Of course Gira would reference Bacon, call him by name even: Articulating with screams, something Bacon specialized in while painting, has been paramount to Gira's aesthetic for a quarter century now. On We Are Him-- his sixth and arguably most engaging album as Angels of Light-- he lands some of the best of those complete releases. Gira seems more empowered and commanding than he has in a decade, the emotions he's conveying coming in huge fits that, like Bacon's, are as powerful as they are draining. He's backed by one of the most impressive guest lists of the year (Akron/Family providing the basic tracks, plus new friends or longtime collaborators Larkin Grimm, David Garland, and Bill Rieflin), but one must understand that this is Gira's album. He lets it all out and wastes little time: Four seconds into the colossal opening track, "Black River Song", for instance, a thick electric bass knock pumps against every heavy drum hit and compacted guitar sinew: "Black river runs/ beneath this ground/ Black river flows forever/ But he makes no sound." The chorus-- some variation of the series, "Fading, growing, breathing, flowing," sung by Gira and female voices-- is sinister, challenging and almost sexy.

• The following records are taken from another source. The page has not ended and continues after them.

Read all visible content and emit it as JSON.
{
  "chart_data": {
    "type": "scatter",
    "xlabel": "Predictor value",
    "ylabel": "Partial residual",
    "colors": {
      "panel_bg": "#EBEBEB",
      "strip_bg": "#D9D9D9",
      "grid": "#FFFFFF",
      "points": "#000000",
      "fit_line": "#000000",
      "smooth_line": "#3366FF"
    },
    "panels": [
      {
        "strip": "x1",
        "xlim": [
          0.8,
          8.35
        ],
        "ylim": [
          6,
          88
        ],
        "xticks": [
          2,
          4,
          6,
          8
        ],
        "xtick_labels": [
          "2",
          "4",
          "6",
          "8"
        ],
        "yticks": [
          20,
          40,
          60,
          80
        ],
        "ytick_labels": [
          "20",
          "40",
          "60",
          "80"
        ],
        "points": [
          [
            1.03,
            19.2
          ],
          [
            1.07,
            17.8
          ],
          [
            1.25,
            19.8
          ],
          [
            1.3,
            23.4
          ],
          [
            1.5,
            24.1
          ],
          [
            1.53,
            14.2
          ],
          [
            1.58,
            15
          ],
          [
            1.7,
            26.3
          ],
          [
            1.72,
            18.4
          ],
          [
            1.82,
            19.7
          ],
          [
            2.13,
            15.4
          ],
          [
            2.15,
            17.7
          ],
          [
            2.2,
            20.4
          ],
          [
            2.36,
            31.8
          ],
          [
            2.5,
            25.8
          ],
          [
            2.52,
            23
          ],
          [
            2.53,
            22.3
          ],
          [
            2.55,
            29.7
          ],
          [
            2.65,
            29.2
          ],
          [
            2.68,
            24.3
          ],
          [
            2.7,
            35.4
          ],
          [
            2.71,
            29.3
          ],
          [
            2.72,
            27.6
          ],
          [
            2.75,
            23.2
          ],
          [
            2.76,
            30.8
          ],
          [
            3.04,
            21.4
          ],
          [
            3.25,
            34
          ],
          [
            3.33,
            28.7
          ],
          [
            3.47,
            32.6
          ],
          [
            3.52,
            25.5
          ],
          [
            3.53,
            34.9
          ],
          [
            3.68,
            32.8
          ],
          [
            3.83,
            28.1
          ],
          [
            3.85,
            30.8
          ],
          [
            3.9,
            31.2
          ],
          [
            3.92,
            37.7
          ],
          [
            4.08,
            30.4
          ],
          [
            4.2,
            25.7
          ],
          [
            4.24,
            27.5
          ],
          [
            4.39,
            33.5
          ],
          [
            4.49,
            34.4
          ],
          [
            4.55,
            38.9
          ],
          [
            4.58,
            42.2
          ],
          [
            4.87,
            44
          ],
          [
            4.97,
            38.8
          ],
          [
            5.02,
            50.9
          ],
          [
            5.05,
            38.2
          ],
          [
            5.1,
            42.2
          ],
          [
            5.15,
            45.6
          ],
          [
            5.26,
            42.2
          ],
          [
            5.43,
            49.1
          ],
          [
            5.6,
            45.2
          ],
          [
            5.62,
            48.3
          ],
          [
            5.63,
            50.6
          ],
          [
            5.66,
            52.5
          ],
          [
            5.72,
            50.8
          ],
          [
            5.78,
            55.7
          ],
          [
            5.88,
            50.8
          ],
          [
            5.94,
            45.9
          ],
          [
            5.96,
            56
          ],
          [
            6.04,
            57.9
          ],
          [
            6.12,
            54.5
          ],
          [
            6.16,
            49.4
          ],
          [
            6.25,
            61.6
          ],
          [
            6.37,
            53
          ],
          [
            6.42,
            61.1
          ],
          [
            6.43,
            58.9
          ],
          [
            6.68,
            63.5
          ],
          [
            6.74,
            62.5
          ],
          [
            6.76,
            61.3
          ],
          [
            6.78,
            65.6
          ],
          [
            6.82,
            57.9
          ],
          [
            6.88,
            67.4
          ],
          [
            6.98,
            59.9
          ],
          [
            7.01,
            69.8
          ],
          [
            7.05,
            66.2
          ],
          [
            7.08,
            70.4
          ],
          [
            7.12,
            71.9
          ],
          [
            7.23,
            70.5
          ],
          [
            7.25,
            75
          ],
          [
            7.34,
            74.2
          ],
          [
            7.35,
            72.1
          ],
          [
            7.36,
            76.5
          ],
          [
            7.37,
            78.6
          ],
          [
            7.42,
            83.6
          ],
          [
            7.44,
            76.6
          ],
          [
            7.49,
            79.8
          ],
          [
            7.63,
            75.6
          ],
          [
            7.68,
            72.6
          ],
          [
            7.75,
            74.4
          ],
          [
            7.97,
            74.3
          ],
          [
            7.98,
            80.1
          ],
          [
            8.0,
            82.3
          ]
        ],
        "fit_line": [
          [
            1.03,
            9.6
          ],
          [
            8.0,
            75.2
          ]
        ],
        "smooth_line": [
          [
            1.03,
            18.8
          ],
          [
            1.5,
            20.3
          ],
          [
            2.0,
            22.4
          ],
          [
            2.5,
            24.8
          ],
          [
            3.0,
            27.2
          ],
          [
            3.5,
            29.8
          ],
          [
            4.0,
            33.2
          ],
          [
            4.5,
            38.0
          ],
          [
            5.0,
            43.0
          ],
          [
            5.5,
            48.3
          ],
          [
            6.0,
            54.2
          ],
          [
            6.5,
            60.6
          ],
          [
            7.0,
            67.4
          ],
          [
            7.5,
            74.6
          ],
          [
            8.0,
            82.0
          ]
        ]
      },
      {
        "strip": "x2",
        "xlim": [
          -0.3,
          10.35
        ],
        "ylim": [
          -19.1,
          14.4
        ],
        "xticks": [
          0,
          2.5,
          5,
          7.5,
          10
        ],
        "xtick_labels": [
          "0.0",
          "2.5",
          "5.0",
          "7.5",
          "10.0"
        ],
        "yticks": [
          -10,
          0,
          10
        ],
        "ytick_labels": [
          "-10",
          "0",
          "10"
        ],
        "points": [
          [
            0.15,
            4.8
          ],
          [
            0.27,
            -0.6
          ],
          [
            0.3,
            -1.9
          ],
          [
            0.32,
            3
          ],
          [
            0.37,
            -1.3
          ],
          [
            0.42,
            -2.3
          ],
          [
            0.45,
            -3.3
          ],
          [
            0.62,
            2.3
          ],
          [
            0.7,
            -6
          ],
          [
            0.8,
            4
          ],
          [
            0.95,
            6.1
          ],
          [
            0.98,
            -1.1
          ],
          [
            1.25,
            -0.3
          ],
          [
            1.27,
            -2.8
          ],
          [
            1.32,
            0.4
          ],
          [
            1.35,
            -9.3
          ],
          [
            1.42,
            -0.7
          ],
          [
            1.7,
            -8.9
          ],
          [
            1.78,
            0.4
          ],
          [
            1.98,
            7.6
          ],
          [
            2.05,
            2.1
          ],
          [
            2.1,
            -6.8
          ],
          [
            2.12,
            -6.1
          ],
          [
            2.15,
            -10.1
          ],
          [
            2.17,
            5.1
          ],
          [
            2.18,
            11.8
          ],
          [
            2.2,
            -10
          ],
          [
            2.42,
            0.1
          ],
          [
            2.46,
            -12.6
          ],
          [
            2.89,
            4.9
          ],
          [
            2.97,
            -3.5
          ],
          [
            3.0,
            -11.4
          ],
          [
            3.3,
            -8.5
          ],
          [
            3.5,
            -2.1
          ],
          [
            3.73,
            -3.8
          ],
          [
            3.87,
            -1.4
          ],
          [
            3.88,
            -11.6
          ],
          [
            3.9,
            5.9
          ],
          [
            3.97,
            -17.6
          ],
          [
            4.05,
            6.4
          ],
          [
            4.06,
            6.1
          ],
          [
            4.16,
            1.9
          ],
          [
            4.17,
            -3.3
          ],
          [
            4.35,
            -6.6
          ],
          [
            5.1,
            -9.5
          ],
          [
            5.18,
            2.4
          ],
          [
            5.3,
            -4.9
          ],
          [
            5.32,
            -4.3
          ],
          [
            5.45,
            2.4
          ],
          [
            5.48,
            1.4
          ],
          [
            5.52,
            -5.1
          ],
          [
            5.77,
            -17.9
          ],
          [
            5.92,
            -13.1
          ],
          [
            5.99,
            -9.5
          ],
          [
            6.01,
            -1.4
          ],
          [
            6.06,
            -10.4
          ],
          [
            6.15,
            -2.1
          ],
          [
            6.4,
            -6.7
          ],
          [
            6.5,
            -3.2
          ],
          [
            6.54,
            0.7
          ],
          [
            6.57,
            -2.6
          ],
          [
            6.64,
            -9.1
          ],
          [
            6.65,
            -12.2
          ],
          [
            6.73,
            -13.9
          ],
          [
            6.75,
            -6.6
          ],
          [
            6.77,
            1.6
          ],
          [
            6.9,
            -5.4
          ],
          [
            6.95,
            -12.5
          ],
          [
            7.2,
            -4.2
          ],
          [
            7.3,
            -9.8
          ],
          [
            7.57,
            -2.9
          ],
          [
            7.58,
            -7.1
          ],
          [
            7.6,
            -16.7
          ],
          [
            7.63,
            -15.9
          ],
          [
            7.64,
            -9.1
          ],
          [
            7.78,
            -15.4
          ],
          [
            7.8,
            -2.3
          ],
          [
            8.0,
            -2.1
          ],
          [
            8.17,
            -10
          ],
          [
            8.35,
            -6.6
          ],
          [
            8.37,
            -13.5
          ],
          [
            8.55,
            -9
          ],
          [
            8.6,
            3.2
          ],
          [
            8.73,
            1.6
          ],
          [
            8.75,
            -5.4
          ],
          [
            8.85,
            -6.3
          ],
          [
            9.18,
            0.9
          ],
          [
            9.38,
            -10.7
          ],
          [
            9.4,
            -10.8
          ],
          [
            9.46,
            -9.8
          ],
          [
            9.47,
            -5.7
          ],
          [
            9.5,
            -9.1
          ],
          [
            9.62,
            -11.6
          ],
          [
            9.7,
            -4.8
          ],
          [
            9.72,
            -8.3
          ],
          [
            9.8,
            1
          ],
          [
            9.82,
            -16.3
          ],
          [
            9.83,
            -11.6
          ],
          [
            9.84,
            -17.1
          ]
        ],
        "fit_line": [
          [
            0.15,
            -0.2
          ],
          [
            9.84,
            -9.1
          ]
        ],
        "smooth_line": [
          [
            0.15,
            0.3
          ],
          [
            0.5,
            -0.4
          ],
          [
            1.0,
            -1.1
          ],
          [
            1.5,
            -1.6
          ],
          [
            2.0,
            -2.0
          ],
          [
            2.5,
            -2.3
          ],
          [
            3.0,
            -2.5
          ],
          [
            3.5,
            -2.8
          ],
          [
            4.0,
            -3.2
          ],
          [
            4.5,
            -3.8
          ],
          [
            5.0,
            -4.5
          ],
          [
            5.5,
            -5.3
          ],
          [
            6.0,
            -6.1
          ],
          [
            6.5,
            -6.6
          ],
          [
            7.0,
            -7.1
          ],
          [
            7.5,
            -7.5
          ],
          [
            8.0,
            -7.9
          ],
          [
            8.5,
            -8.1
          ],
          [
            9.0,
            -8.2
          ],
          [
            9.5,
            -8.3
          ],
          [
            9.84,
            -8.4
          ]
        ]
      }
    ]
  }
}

A track later, a rocking-chair rhythm moans beneath Gira's snarl. He's rarely sounded this foreboding: Prodded by a scathing, raw violin drone and a daring chorus of sirens, it's an escalating dirge for the collapse of society, full of floods, blood and mouths too stupid to scream. Beneath an electric guitar twitter, heavy drums and furious strings on "My Brother's Man", Gira hands down these imprecations: "I walk through the thick black mud. I walk with my brother's blood. I see with my brother's eye. I scream at my brother's sky." Swans, anyone?
But this record isn't so simple. "My Brother's Man" notes that the brother is capable of murder and so is Gira. But it embraces the relationship, vowing to crush god "in my fucking hand" for the sake of fraternal legacy. It's protective, triumphant. The subsequent "This Is Not Here"-- a dark duet with Gira's wife, Siobhan Duffy-- offers the lovers choices and endings: Will the world steal the sun, or will the lovers touch the light? "Will you dream that we breathe?" It's not about anger or fatalism. In 1984, Gira screamed about burning and eating hearts on "Raping a Slave"; in 1995, he sang about supplication to God while witnessing the fragility of the world during "Our Love Lies". We Are Him is a near-perfect, totally committed summation hammering at the same unresolved archetypes from someone who's now a father.
That's not to say that this album is without its share of misses, or at least the occasional artistic anomie that has, by now, become a requisite of Gira's work. Those songs aren't better left unsung: "Goodbye Mary Lou" has a purpose, its rhythm an uneasy country twitter that leaves Gira little room to do much but say exactly what he's feeling. The first verse ends "Mary Lou, I renounce you"; the second, "Mary Lou, fuck you"; and in closing, the indiscretions of young anger that have been boiling for a lifetime come crashing down with a wink: "Oh Mary Lou, I forgive you."
We Are Him is ultimately about getting by, about trying to survive with a family and a faith at a time when "the dogs...howl as the street fills with blood." Gira, at 53, continues to evolve, to challenge himself, to question his beliefs. As long as he does that, every song won't roar like the perfect first two tracks of We Are Him or have the brilliant gospel insistence of the title track. The slight, charming chamber pop he tries won't always work as it does on "Sunflower's Here to Stay", a song that pushes for persistence. Luckily, doing otherwise has never been an option for Gira.